= Minuano =

Cold southwesterly wind

Minuano is a cold southwesterly wind that blows in the southern Brazilian state of Rio Grande do Sul and in Uruguay. It has the same name of the indigenous Minuane people in the Portuguese language (in Spanish, the name of that people is Minuán, and the same wind is called pampero in Uruguay). It is widely mentioned in the Gaúcho folklore of the region. This wind originates from cold polar fronts that come from the southwest of South America during periods of high atmospheric pressure, usually following rains caused by the shock of the cold front with warmer stationary humid air. Sometimes it produces a "howling" sound.
==In popular culture==
The opening track of the 1987 album Still Life (Talking) by American jazz band the Pat Metheny Group is named after the occurrence. The track, written by Metheny and Lyle Mays, was established as the mantra for the album, which prominently features Brazilian jazz-inspired works.

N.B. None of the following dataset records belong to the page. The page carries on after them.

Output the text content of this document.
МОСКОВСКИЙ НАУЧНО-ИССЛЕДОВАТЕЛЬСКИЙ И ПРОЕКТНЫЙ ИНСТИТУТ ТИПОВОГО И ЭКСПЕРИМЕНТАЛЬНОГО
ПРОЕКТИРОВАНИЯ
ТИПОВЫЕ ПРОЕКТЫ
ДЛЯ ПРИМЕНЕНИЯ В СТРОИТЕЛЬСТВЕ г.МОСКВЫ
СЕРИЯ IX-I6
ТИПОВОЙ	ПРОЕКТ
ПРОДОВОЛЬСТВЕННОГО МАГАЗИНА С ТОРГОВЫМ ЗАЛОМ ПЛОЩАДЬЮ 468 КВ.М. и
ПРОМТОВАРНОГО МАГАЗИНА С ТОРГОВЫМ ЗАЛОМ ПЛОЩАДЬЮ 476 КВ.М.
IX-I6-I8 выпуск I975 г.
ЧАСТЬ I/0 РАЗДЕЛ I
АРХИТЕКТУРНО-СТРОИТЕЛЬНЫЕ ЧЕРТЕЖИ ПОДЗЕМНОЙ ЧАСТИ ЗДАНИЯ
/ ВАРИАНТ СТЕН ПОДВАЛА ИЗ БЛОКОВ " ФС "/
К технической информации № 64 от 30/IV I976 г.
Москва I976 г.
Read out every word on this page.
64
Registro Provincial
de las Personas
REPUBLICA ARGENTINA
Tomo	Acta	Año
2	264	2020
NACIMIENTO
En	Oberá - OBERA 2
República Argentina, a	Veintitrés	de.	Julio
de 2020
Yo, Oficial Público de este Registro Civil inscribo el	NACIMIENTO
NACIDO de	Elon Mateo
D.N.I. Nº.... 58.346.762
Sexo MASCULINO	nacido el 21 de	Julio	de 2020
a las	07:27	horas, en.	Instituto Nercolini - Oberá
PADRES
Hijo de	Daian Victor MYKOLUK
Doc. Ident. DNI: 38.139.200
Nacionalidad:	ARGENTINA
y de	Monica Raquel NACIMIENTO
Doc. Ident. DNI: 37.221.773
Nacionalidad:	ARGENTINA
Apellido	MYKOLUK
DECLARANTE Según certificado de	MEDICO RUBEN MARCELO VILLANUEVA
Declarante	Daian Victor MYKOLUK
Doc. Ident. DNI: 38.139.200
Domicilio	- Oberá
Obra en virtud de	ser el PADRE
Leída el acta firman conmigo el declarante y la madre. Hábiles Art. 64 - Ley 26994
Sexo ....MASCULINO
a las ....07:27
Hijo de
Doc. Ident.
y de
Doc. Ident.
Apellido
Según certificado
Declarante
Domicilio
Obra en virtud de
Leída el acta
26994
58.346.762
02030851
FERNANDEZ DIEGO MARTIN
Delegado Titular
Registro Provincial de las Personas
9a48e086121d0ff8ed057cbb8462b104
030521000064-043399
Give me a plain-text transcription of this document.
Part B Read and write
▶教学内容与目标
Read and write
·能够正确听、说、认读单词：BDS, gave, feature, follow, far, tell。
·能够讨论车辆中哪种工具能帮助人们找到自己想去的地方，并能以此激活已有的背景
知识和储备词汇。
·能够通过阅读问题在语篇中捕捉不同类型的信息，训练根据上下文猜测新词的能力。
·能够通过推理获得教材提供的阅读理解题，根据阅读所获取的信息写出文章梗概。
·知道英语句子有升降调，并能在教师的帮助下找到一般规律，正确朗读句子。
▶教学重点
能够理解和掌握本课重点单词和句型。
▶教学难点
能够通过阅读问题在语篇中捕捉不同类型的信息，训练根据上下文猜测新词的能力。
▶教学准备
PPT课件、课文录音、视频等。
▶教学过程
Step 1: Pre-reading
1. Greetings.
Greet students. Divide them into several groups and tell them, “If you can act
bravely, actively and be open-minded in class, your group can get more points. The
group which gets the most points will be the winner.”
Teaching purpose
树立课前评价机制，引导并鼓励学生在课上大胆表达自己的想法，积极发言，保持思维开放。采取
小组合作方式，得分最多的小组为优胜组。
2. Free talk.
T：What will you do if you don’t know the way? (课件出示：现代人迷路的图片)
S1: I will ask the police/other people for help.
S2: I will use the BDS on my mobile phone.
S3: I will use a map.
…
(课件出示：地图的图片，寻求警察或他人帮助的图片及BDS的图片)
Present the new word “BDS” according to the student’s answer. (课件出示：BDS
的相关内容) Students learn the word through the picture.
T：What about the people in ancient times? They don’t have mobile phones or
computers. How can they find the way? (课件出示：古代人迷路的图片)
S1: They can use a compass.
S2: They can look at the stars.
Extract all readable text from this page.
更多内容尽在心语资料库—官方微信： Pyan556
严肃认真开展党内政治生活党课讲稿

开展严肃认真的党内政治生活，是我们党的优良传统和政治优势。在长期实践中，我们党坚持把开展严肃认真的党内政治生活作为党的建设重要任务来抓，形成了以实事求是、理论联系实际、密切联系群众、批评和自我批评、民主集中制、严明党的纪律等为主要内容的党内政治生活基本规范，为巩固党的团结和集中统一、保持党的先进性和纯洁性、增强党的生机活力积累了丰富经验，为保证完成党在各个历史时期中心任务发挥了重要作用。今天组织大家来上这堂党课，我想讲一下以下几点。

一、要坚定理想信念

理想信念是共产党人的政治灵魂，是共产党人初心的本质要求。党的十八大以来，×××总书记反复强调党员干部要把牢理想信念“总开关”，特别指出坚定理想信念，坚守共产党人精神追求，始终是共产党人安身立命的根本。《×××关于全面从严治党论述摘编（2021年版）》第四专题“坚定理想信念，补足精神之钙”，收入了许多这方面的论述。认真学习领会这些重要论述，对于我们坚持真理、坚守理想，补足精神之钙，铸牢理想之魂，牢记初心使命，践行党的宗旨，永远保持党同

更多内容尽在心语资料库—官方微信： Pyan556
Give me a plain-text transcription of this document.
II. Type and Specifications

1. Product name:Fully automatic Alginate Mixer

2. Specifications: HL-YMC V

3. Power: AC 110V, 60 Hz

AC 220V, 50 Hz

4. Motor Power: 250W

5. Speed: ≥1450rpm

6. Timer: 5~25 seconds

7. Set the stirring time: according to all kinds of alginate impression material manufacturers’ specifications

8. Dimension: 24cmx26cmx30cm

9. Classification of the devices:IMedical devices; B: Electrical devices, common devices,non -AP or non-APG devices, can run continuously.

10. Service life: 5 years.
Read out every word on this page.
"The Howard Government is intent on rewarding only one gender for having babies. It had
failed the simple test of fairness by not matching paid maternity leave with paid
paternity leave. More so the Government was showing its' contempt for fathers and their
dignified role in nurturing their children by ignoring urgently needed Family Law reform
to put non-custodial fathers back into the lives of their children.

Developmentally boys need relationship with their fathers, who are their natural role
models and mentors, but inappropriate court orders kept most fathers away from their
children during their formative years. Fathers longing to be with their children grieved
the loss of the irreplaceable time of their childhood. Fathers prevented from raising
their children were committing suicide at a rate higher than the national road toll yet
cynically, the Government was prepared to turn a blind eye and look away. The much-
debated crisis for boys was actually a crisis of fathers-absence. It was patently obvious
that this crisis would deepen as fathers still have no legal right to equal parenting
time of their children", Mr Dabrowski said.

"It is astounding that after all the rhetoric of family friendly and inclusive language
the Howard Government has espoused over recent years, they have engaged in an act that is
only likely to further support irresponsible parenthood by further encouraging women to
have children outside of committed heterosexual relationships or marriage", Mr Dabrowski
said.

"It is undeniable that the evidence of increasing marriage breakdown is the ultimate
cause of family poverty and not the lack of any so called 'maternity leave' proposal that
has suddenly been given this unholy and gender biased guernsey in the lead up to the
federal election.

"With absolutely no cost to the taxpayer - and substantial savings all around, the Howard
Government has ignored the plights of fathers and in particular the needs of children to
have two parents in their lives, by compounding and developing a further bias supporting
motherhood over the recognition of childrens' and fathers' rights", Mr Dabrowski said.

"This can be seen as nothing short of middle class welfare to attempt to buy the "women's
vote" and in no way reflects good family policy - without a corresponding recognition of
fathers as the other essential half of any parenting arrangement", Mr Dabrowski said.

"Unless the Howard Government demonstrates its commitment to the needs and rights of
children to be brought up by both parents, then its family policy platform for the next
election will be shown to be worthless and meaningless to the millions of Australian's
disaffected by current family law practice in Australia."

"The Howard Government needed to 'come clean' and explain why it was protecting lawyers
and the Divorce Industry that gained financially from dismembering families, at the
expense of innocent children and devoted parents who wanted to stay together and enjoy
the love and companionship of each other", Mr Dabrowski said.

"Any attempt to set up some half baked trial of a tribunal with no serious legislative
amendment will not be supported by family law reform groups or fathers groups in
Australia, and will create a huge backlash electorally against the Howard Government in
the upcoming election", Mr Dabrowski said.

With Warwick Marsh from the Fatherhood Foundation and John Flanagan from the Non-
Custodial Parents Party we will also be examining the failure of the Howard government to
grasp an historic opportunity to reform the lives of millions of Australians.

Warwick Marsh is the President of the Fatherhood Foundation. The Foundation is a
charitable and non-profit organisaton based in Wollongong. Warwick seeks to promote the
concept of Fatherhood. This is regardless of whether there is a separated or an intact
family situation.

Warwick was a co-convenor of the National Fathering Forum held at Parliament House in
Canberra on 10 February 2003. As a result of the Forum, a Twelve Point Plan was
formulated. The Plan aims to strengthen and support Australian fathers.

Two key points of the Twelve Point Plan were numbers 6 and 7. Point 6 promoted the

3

Jazz singer Kurt Elling also did a vocalese version of this same song as the leading cut on his "Man In The Air" album.

"Minuano" was the codename of "Jetstream" Samuel Rodrigues, a character in the video game Metal Gear Rising: Revengeance, who is also Brazilian.

Brazilian singer and composer Rosa Passos wrote a song entitled "Minuano" in her album "Pano Pra Manga".

"Minuano" is the name of a music project led by Japanese musician Takero Ogata, featuring Kaori Sakakibara from Lamp, as the lead vocalist. Their sound is influenced by MPB, jazz, soft rock, and city pop.